With pineapple and mango salsa.
|2 tbsp||olive oil|
|1||red onion — finely diced|
|1||garlic clove — crushed|
|1/2 kg||pork shoulder|
|1 tsp||dried chilli flakes|
|2 tsp||fresh ginger — grated|
|2 tbsp||tomato paste|
|2 tbsp||tomato sauce|
|1||orange — zest and juice|
|1 tbsp||brown sugar|
|2 tbsp||soy sauce|
|400 g||tinned tomatoes — mulched|
|salt and freshly ground black pepper|
|1||mango — diced|
|1||pineapple — diced|
|handful||fresh parsley — chopped|
|2||purple spring onions — diced|
|1||red chilli — deseeded, sliced|
|lemon juice — to taste|
|1||extra virgin olive oil|
|pinch||fine sea salt|
|tortillas — flour|
|lettuce — shredded|
|mature cheddar cheese — grated|
|sour cream — optional|
Preheat the oven to 180º C.
In a large Dutch oven pan, heat 1 tablespoon olive oil. Season the pork shoulder generously with salt and black pepper. Place the pork in the hot pan and brown on all sides. Remove from the pan and set aside. Add a drop more oil and sauté the onion until soft. Add the garlic and cook for 2 more minutes. Stir in all the remaining ingredients and bring up to the boil. Ensure that the sauce is well seasoned as this will permeate and flavour the meat. Add the pork back into the pan with the fat side facing upwards. This will prevent the meat from drying out. Cover with the lid and roast in the preheated oven for 3 1/2 hours.
Turn the pork over after 2 1/2 hours, spoon some of the sauce over the meat and continue cooking for the remaining hour. When the cooking time is up, allow the meat to rest for about 30 minutes. Remove the top fatty layer and discard. Using 2 forks, shred the meat and place back into sauce. Check the seasoning and adjust if necessary.

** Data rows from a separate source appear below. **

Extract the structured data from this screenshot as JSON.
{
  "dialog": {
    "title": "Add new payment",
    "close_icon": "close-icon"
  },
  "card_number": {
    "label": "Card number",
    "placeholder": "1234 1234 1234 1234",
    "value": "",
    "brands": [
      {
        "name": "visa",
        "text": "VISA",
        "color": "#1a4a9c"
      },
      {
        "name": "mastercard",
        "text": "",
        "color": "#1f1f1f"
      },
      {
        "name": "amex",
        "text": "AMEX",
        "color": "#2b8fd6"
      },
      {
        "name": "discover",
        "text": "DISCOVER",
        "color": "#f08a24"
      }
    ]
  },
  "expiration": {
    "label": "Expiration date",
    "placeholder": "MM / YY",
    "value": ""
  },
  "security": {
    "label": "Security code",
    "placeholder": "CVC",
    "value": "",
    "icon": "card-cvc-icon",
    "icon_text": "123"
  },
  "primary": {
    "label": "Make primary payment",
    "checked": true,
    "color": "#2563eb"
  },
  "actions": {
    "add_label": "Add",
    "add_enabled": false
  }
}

For the salsa and to assemble:
Place all the ingredients in a bowl and mix to combine. To a assemble, lay a bed of shredded lettuce down the centre of the tortilla. Top with warm pulled pork, slices of fresh avocado and fruit salsa. If you like, top with grated cheddar and sour cream. Wrap and roll and tuck in!